Monday marks The biggest holiday of the year for Moroccan Muslims. It is the Eid al-Adha, or "Festival of the Sacrifice" or as it is better know, Eid Kbir, or "The Big Festival" (The Eid Sghir, small festival, being the celebration at the end of Ramandan)
It has to do with the story of Ibrahim being told by God to sacrifice his son Ishmael, and Ibrahim, being ever obedient, agrees. At the last second, God sends a ram for him to slaughter instead, his faithfulness having been proven. Recently I have been quizzed about Eid Kbir's roots. When I explain the story, people are impressed I know it, but when I tell them it's because we have a nearly identical story in the Bible with Abraham's son Isaac instead, they don't seem to hear me. (We can talk some other time at the cultural differences in "listening" here).
If you want to know more about the general Eid Kbir, here's the wikipedia page: http://en.wikipedia.org/wiki/Eid_al-Adha
How is Eid Kbir celebrated in Morocco?
With a slaughter, of course! Here are the rules: (I have no idea what of this is attributed to Islam,and what is just cultural traditions. I don't have the ability to make a distinction)

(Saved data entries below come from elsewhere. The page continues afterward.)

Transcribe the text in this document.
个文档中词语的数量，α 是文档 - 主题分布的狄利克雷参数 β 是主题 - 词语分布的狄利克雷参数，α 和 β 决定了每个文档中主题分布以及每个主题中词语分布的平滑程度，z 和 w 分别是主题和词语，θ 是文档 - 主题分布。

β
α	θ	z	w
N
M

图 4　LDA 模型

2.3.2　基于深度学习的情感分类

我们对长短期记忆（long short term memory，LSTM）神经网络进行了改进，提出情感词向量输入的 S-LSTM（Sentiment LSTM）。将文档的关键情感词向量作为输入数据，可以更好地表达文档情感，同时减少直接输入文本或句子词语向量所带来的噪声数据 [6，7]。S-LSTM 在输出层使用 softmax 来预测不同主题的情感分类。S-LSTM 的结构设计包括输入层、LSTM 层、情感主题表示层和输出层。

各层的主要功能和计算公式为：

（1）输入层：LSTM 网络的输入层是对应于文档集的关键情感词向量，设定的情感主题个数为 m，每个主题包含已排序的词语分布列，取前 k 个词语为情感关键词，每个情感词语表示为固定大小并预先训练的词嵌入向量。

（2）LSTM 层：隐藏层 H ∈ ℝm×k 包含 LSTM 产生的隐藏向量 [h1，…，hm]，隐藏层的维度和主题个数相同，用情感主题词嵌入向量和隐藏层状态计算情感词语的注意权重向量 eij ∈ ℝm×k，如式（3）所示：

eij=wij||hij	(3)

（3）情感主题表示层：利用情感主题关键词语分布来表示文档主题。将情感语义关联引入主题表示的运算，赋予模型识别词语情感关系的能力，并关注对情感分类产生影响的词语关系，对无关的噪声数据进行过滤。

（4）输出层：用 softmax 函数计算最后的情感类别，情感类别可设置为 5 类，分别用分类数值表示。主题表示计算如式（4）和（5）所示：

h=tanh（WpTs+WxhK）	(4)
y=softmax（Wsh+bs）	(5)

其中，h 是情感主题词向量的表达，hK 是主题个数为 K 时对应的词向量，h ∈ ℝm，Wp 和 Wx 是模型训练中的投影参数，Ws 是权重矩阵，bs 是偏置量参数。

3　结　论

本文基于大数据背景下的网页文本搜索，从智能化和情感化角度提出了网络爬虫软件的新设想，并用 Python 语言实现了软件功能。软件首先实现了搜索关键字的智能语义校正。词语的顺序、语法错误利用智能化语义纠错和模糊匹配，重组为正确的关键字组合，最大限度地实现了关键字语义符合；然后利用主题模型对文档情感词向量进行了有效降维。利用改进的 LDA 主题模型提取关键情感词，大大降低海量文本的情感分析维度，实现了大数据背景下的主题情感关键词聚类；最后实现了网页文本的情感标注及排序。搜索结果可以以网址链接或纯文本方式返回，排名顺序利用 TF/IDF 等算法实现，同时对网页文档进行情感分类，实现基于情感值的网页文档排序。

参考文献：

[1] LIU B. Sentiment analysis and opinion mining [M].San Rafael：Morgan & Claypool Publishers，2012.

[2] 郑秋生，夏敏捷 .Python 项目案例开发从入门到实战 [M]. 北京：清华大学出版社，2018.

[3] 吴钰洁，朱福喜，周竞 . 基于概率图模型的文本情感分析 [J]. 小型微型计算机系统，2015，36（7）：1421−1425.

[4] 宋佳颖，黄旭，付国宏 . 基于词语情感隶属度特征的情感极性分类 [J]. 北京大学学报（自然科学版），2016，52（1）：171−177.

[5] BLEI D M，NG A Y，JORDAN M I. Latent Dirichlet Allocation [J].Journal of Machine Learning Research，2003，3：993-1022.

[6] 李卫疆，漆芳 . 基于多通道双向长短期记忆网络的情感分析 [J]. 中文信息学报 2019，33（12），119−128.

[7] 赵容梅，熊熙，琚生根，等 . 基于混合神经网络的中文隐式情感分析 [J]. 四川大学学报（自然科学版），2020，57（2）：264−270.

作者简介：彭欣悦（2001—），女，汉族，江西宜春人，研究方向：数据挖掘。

- The ideal slaughter is a ram.
- If you can't afford a ram, a sheep or pretty much anything in that family will do.
- Every household must slaughter one, so if a son and his wife travel to visit his mother for the Eid, they need to slaughter two rams. Frequently, a cow can be substituted for big families, and then they only have to slaughter that one animal. If it's a big family all those rams add up to even more than a cow would cost.

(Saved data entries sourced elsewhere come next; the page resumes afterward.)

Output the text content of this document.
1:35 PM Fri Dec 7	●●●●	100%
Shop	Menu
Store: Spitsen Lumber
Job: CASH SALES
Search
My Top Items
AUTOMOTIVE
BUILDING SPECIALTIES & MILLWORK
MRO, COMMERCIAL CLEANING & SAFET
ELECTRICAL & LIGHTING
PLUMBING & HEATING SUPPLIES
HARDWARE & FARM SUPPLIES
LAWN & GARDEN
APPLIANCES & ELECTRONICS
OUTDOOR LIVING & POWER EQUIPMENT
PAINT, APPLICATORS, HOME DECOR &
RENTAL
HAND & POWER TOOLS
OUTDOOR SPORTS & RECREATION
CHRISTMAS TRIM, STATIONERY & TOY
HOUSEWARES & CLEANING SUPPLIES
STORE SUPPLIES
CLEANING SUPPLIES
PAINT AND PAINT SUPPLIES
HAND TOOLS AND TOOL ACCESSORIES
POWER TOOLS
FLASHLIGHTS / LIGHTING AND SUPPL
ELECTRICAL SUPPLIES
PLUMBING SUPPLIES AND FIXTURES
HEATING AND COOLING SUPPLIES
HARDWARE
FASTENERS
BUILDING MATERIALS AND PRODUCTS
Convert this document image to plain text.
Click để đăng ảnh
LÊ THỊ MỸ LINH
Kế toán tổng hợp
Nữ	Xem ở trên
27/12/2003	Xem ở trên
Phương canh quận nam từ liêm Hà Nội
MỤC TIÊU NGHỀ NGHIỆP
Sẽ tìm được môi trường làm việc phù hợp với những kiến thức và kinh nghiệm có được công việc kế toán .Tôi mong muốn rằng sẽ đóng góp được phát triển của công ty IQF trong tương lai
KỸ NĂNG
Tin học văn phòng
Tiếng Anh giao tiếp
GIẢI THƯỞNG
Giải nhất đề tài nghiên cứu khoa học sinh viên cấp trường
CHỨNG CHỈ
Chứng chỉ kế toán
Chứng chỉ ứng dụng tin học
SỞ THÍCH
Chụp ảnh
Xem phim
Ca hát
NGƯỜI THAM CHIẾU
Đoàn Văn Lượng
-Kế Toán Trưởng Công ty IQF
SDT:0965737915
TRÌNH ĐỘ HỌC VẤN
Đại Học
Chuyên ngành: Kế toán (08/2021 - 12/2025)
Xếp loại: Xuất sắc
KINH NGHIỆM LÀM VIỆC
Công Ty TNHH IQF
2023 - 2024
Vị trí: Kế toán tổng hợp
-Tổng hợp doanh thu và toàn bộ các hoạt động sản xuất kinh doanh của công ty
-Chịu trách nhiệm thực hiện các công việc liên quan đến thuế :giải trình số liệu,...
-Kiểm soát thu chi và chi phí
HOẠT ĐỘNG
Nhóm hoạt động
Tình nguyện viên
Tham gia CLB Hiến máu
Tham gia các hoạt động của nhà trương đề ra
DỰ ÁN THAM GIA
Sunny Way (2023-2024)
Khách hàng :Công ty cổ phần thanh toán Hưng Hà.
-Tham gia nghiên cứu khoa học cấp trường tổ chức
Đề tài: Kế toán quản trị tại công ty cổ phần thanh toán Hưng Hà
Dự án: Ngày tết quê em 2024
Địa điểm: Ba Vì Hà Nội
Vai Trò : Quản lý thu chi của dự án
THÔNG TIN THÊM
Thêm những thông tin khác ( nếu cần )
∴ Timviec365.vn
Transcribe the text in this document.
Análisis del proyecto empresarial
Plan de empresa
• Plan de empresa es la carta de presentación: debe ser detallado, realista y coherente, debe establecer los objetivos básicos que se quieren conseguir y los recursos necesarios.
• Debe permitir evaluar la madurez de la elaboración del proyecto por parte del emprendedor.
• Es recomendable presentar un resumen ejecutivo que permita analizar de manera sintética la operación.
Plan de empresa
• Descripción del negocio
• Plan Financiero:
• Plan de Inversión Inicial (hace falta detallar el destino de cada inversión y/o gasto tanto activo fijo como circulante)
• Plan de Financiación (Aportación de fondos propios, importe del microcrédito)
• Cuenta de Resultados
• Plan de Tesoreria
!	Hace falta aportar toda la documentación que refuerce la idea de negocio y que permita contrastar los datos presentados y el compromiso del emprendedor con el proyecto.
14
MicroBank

The morning of the Eid the healthy ram is taken outside (out of site of any other animals! This is a must!) and the head of the family, or at least a man (women aren't allowed) stands behind the animal, and says "Bismillah" (In the name of God) and, hopefully in just one strike, slice the throat of the ram. Then the ram grotesquely rolls onto its side and kicks as blood squirts violently from the severed artery in his neck. It makes gurgling noises as every bit of blood is squeezed out. It's over in a few minutes. For the meat to be halal (like Kosher, but in Islam) all the blood has to be drained.

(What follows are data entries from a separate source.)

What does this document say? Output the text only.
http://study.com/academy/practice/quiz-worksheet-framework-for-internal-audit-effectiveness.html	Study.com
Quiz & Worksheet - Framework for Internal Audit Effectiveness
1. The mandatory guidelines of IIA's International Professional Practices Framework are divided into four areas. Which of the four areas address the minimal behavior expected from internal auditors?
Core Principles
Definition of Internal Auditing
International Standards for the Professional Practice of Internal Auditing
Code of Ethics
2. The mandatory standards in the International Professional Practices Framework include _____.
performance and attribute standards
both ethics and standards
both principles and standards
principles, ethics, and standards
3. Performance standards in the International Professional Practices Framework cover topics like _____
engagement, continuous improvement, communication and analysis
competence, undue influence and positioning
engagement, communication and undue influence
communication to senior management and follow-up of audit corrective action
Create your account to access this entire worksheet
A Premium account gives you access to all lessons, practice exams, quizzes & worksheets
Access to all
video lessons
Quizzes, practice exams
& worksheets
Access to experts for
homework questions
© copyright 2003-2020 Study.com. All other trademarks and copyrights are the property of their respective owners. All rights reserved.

Then it's skinned and gutted and the women get to work cleaning out the organs. Before you know it there is a late breakfast of liver shish kabobs.
No More gorey details for now! These are all memories from last year's Eid Kbir with my host family. I plan on taking a video of the slaughter this year and I will post it here.
Meanwhile-- I spotted the rams a few days ago minding their own business on the road. I knew then that the Eid was getting close. (I was trying to be sneaky sticking the camera out my kitchen window without the shepherds seeing.)